Learning all the different design elements and flourishes that help your SEO push your page into high visibility can be a lengthy process. So, it’s not a surprise if you’ve been tweaking design and grooming text for a while before learning about sitemaps. If you’re unfamiliar with them, they’re essentially an outline of your site with links to all of the pages in plain text, making them accessible to visitors and search engine crawlers alike.

Adding a sitemap to your website can help you optimize the page more efficiently by providing a hierarchy of your site’s parent and child pages that neatly organizes topics and sub-topics. This makes it easier for crawlers to understand what the site as a whole is about.

A good sitemap does more than just help bots with indexing, though. It also represents an accessible option for going directly to a desired page, one that works with screen readers and other alternative I/O devices. That makes it easier for visitors to find what they need, even if your main navigation is in a format like flash or graphics that can be harder for them to parse. For maximum ranking and accessibility, using a map alongside alt text for graphics and flash elements will further optimize your site for an alternative I/O, and completing that metadata helps with the crawler’s indexing methods too. That means it directly helps your ranking while also helping reduce your bounce rate, providing even more reinforcement for your efforts.

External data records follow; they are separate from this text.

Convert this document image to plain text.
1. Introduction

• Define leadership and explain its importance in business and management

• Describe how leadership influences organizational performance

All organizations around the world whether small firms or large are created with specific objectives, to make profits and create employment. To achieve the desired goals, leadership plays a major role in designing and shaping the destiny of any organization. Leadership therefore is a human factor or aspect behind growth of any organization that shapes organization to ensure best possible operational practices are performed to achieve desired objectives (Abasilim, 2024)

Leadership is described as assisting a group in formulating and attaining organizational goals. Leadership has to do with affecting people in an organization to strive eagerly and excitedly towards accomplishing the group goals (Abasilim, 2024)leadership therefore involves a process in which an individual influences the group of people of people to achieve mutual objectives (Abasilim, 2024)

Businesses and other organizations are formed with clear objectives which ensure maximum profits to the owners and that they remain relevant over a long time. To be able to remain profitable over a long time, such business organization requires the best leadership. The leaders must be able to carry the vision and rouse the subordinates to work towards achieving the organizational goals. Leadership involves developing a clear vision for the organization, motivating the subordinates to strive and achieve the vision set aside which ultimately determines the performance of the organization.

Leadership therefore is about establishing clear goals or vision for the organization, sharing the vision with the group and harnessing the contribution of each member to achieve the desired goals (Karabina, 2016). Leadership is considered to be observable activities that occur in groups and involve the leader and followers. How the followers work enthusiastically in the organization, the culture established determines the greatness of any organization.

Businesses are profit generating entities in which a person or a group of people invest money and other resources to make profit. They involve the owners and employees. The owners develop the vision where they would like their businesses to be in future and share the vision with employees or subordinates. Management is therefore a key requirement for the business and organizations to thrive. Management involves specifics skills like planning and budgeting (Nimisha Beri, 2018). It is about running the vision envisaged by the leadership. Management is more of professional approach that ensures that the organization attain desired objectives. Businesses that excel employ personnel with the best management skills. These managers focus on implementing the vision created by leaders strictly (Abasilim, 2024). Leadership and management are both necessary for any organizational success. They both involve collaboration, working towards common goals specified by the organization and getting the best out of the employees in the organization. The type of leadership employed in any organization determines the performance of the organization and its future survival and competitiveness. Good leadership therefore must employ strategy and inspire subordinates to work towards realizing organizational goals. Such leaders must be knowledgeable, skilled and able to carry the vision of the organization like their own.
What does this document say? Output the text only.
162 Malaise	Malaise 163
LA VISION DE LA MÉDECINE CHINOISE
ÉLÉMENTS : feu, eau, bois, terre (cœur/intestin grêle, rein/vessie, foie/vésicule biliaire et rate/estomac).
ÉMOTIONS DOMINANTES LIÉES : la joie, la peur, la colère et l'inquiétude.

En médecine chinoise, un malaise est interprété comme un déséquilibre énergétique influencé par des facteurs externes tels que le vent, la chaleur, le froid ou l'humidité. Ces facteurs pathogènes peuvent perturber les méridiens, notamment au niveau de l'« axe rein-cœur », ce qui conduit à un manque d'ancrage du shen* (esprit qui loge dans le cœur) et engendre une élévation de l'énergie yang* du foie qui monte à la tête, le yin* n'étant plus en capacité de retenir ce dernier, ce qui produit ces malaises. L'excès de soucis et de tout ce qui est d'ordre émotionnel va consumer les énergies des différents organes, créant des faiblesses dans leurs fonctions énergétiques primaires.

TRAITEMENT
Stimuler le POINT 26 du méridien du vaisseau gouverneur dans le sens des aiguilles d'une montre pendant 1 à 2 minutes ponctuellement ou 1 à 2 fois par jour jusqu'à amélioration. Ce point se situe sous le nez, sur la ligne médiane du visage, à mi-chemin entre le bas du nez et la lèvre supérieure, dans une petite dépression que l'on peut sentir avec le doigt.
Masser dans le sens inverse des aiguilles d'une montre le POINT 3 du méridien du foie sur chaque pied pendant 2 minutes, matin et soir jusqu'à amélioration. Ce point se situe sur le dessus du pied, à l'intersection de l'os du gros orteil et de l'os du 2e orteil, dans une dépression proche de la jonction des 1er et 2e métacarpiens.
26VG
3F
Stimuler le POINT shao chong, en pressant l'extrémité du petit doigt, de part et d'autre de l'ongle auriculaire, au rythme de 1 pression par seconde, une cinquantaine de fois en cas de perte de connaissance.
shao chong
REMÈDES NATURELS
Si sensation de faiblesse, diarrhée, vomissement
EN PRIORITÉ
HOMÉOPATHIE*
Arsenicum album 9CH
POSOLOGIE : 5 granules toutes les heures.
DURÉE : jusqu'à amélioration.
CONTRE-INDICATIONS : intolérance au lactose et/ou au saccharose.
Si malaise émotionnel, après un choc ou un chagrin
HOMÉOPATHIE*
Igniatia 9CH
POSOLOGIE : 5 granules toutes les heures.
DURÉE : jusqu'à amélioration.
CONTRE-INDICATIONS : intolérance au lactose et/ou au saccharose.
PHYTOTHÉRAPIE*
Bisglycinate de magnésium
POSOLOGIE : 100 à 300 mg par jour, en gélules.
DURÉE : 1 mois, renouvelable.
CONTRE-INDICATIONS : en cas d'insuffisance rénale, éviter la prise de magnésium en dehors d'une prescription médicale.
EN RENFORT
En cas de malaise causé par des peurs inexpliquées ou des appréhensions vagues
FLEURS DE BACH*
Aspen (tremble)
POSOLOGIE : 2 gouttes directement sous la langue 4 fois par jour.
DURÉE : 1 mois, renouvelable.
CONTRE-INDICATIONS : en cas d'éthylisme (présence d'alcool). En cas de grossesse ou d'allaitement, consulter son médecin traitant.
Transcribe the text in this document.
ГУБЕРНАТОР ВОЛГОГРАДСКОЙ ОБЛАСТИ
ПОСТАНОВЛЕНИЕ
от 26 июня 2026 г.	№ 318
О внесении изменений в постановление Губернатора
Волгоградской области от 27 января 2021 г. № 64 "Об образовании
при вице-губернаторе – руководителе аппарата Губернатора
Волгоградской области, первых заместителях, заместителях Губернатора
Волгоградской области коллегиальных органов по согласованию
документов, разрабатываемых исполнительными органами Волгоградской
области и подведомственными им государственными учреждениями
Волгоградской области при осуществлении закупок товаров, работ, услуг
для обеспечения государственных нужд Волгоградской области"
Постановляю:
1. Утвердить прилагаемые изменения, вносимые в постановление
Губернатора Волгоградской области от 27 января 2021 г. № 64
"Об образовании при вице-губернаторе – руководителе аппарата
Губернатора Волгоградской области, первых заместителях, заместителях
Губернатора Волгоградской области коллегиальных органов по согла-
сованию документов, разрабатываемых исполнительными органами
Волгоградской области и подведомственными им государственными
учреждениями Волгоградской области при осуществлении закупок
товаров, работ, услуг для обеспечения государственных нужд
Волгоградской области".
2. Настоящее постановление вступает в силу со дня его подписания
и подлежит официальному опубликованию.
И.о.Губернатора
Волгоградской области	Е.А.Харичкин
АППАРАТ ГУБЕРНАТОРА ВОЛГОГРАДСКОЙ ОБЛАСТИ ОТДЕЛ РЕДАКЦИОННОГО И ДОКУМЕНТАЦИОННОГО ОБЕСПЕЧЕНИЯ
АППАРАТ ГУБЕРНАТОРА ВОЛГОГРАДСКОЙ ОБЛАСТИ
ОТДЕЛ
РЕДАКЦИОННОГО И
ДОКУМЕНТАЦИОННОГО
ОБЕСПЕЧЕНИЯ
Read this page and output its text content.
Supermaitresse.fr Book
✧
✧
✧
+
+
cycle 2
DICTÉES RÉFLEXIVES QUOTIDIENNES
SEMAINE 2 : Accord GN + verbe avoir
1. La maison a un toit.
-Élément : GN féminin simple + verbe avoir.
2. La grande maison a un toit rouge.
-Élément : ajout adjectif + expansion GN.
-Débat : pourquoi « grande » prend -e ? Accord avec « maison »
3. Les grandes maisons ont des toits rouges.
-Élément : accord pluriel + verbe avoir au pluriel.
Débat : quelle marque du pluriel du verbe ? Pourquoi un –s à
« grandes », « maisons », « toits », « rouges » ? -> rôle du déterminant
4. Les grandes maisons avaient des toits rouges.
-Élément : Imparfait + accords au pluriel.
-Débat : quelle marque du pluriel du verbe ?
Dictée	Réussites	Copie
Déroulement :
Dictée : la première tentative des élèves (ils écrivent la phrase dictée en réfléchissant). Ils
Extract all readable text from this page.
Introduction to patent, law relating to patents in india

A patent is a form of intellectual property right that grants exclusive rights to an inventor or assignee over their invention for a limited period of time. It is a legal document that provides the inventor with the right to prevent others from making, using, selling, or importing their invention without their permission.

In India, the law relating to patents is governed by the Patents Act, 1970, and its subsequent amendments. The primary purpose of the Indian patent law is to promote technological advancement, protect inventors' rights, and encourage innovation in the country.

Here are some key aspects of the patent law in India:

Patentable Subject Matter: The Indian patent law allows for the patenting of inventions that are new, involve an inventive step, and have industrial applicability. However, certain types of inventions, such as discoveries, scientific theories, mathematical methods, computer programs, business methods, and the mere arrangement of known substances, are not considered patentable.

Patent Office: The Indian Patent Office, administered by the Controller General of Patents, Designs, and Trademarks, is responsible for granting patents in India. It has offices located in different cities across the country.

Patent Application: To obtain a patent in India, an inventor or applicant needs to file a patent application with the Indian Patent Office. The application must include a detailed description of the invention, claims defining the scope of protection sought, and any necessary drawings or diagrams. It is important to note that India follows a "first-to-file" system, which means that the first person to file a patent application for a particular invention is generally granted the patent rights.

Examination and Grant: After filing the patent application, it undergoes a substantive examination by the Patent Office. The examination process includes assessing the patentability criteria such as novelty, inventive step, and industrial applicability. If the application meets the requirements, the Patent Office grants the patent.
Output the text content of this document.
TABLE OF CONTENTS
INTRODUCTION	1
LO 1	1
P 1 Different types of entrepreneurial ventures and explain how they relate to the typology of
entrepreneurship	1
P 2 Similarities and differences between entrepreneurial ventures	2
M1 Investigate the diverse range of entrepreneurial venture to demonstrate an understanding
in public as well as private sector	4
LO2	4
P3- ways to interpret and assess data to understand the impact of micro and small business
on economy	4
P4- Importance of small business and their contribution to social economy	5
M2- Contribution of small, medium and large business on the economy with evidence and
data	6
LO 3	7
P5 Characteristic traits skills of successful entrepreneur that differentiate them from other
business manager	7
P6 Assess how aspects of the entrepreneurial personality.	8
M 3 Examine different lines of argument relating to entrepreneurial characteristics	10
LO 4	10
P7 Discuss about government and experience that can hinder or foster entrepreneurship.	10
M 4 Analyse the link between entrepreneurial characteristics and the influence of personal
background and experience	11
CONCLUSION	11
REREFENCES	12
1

Sitemaps can exist in two forms. HTML is the older format, but in 2005 Google also approved XML formatting for official sitemap pages. The advantage to using XML is the ability to make additional sitemap types. In addition to the basic maps with links to pages in plain text, you can also set up maps of the images or videos on the site, as well as a map of the news items. This helps make the sitemap even more useful by allowing people to seek out specific asset types, so they can find what they need even faster.

Remember, you don’t just set up the sitemap document and call it good. You’re going to need to follow through to make sure the crawlers see it. That means adding it to your robots.txt file and making sure to submit all your sitemaps to Google through the webmasters submission link. That will make sure you’ve taken every step possible to make a map that does everything you hoped it would.